Many nurse educators in academic institutions have access to new technology and training tools to instruct students. However, educators in the clinical setting view new graduates as too heavily reliant on technology preventing them from applying their knowledge in clinical practice. Dabrow-Woods and Stegman (2020) outline several strategies that academic nurse educators and clinical nurse educators can implement to better prepare nursing students for the workforce. These recommendations are summarized in the following table.
||Nurse Educators in Practice
|Understand the challenges experienced by practicing nurses and incorporate these into nursing curriculums in addition to the essential competencies.
||Develop a standardized transition program or residency that helps new nurses adjust to clinical practice.
|Incorporate a clinical judgment model using active learning strategies such as simulation.
||Consider dedicated education units (DEUs) that support the transition to practice.
|Include a case-based approach within the curriculum supporting the use of evidence to make clinical decisions.
||Develop onboarding/orientation programs that decrease time-to-productivity of new nurses.
|Integrate virtual and simulated learning scenarios that help students identify and interpret patient cues, prioritize problems, implement solutions, and assess outcomes.
||Institute a nurse orientation with preceptorship programs that gradually build a new nurse’s skill set and responsibilities based on demonstrated competence.
|Individualize learning using adaptive learning techniques that can be personalized based on the student’s performance.
||Incorporate blended learning into orientation including an evidence-based curriculum.
[Reference: Dabrow-Woods & Stegman, 2020]
Later in my career, I had an opportunity to work for a medical education company that developed a simulation platform for critical care nurses. We crafted patient cases and integrated mannequins and monitors to emulate the intensive care unit. Users would assess vital signs, adjust oxygenation, titrate intravenous drips, and administer medications virtually. Every action was captured in a database which could be downloaded to evaluate an individual’s performance. Students could hone their critical thinking skills and veteran nurses could complete annual competencies, including basic life support (BLS) and advanced cardiac life support (ACLS) certifications. This risk-free environment allowed new graduates and staff to make mistakes, learn from them and build confidence.
It’s been over 25 years since I graduated from nursing school. Technology has had major impacts in our lives over these years and in nursing education, the use of simulation can increase nursing students’ ability to see the big picture faster.
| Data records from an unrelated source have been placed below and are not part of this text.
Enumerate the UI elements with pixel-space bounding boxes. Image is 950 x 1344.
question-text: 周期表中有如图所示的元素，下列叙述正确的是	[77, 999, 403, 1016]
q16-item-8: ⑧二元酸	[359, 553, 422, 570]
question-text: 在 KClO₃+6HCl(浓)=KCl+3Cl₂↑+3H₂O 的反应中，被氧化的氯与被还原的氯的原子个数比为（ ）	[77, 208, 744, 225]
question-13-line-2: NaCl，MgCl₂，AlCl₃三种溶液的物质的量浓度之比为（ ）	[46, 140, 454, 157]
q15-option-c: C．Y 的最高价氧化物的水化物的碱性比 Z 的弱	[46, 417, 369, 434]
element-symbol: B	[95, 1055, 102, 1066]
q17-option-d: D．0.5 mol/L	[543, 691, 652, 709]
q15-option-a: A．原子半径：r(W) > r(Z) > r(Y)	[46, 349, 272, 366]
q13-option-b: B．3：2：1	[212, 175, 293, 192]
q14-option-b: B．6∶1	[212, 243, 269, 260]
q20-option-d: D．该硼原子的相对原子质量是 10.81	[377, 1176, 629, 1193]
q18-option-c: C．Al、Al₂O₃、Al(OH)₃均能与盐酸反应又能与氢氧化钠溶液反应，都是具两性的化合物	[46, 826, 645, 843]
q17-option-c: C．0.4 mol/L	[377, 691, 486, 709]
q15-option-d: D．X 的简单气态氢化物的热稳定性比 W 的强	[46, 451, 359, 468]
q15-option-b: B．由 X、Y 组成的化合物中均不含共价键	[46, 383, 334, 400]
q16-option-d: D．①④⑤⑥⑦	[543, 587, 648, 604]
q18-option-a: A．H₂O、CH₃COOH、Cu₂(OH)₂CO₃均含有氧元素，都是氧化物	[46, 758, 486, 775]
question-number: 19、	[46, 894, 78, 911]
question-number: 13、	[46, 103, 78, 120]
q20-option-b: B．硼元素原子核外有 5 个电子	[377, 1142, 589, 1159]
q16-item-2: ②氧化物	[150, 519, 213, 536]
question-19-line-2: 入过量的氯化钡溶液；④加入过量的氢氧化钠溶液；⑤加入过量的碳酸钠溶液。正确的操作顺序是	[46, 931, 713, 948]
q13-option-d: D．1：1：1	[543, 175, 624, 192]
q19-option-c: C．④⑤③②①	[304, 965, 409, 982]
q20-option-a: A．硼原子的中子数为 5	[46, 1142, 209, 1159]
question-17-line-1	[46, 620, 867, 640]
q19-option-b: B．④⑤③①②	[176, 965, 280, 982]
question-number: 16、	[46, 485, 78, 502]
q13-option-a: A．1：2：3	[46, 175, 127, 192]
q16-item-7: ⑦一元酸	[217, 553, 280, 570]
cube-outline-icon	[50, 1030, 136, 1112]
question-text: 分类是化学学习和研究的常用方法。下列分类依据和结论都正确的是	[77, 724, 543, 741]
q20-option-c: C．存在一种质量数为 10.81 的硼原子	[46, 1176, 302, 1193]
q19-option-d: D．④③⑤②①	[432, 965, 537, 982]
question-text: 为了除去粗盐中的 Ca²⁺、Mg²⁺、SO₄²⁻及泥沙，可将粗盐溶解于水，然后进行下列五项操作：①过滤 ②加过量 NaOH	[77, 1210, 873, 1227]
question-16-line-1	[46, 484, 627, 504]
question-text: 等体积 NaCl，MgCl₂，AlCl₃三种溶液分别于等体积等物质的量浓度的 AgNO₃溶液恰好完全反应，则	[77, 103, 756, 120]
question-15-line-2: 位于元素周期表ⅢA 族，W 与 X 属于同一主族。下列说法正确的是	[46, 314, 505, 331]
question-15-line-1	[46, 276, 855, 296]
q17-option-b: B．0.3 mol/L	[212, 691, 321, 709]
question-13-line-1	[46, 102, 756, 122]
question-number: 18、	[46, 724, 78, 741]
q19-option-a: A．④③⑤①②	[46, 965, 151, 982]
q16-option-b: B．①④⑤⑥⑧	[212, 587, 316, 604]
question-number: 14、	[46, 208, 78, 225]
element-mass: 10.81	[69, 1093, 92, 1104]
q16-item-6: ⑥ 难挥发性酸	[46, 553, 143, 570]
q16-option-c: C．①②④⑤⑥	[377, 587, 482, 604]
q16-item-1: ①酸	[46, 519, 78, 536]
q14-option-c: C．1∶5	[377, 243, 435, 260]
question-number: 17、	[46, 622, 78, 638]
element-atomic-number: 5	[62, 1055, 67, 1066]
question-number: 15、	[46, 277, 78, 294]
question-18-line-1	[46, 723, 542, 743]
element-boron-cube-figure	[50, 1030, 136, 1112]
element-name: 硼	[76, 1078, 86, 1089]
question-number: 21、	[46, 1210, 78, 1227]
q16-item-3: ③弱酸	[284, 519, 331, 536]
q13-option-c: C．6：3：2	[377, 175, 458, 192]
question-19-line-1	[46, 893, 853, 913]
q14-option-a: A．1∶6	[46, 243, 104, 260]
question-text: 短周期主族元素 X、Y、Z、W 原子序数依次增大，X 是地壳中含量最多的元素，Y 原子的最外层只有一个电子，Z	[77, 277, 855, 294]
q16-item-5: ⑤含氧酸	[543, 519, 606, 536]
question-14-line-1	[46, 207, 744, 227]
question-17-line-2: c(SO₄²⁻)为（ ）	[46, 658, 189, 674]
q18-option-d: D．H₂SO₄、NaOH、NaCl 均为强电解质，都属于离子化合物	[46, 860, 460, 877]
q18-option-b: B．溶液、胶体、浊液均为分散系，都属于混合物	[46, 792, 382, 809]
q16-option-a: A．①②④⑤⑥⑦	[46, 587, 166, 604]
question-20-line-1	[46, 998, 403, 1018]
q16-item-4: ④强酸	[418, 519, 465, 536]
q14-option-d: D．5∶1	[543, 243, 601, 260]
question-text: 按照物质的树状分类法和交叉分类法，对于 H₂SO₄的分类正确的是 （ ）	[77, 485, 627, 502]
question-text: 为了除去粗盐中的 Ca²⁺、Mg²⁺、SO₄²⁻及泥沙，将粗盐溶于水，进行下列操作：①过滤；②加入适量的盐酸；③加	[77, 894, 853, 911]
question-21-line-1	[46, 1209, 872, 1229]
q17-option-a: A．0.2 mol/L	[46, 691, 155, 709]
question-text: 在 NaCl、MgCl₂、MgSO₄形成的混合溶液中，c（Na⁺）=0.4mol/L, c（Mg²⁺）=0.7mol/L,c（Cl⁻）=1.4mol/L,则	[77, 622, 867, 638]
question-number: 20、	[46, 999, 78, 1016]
This includes putting together subtle signs and symptoms that when viewed in isolation might not seem harmful, but when pieced together, they allow providers to intervene promptly. We have an obligation to properly prepare the next generation of nurses so that they have the skills necessary to care for an ever-increasing complex patient population.
Dabrow-Woods, A. & Stegman, J. (2020). Closing the Education-Practice Gap: Building Confidence and Competence, New Nurse Readiness Survey. Wolters Kluwer.